Letter to My Friend, Hankukyi
By Choi Hyun-mo
Director of Policy Making, Korea Migrant Workers Human Rights Centre
Source :  Asian Workers News No. 136
Rain has come and gone all day long, and now it is pouring. It wasn't as heavy before, but now that its this heavy, it makes me worry. You have been here, so you know how it is; we have difficulty when the weather is bad, especially during sit-in strikes outside.
How are things where you are? I was busy today. I was invited to a meeting held by the migrant worker community in Incheon. I explained the present situation regarding their rights and when I left, it was dark outside.
By the way, sorry for the lateness in showing my appreciation for your coming to Myeongdong Cathedral to cheer up the migrant workers. I have been really busy and haven't had a moment to sit down and write a thank-you note. I hope you understand the situation and can forgive me.
The time has gone so fast since then. Migrant workers from all over the country and representatives of related migrant worker organisations began a strike three weeks ago, on July 22.
It was into its tenth day when you visited us. I assume I looked awful. I never knew how hard it was to be sitting down outside for so long. It has been particularly hard to cope with on rainy days because the Cathedral authority hasn't approved us to put up tents during the terrible weather. Most of us had dermatitis all over our bodies from constantly being wet with sweat from the heat or from the rain. Mosquitoes bit our fatigued bodies at night. The sun rose just as we finally got to sleep, and then the church bell would ring every morning at 6 o'clock. We were almost too exhausted to sleep or eat, but we persisted with our cause.
I remember you asking me why I do such a difficult job. I just smiled at you then, but now I am willing to give you an answer. The government announced a so-called 'Improvement Plan for Foreign Manpower' on July 17. It uncovered the government's immorality and ignoble attitude.
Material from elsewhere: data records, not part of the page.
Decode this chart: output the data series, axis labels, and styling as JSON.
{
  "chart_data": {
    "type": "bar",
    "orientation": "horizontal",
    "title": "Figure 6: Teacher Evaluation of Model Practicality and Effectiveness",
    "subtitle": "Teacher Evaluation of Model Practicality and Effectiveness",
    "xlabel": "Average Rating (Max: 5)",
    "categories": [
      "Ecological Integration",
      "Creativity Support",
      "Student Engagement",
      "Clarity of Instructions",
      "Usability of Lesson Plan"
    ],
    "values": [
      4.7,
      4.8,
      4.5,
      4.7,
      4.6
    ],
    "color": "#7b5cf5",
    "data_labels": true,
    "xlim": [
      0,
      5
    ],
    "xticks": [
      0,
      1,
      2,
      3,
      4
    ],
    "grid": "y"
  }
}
Ten years of low salaries and long working hours wasn't only extreme exploitation, but also an abandonment of human rights.
However, instead of reconsidering the system, the government has extended the industrial trainee system and introduced voluntarily reporting within a certain period. In other words, it would exercise extensive control over those migrant workers that didn't report and leave Korea before March next year. Since the announcement, the media and migrant worker human rights experts have criticised the plan, but there hasn't been any reaction from the government. As you already well know, that's a typical government attitude.
We all realised we were the only ones to face Koreas huge human rights abuses and that our desperate voice was just vanishing in the air. A series of government announcements, such as, "Extensive control and expulsion to home countries from August 1", "Will relocate industrial trainees to the labour vacancy", provoked the situation even more. And of course we were desperate enough to do anything we could to stop this from happening.
Because it was an emergency situation, we choose to have an extreme reaction, but we werent prepared. Some migrant workers were full of enthusiasm for the government's new policy, launched on March 25, which they believed guaranteed another years legal stay. Even migrant worker related organisations hopefully believed the government's saying they need to register foreign workers to figure out their actual situation and to provide rational foreign manpower system.
We staged the sit in strike at Myeongdong Cathedral, where we were gathered day and night. We had a rally in downtown Seoul to let others know what was going on. We also visited the Prime Minister's office and gathered at the Korea Federation of Small and Medium Business (KFSB). People were not very interested when we first started our protests, but we could sense the issues were starting prick people's consciences. Day by day, the core of migrant workers and Chinese-Koreans who had protested from day one, witnessed more and more migrant worker's voluntarily join the rally and confirm that we are a united community
Two thousand people gathered to raise voices on the weekend. We shouted, "Abolish the slave-like trainee system", "We are human beings. We want a human life," for hours in the severe heat. People saw how serious we were and sensed the warm humanity in us. Although the migrant workers involved are now resting their fatigued bodies, they are our brothers and sisters, whom form a foundation stone in supporting our society and economy.
I now know how truly beautiful humans can be after seeing migrant workers and officials from migrant worker related organisations protect their rights. They rallied and spoke in Korean to convey their willingness to be part of Korea.
I know it is a tough and difficult fight, but we all believe victory is ours. Every migrant worker confirms that they are the main body of this movement now. They participate with more enthusiasm and sacrifice than ever, and their willingness to join in, no matter how difficult it may be, grows. Their passion makes me cry.
Do you understand the emotion I get from this humanity? Sorry for not keeping my thoughts to myself, but I cant hide them.
Anyway, the resolve of migrant workers is growing every day. I also saw their bravery at the meeting held today in Incheon. I have realised that its not only dream which you and I have imagined of people can live together as equal human beings.
"Sure, dreams come true!"
The rains now become stronger than it was just a minute ago. Strong winds accompany it, as if its telling us about the coming of a hard test, but I know the sun will shine again when it stops. The rainy season is with us every year, but I suppose Ill remember this one as being extraordinary.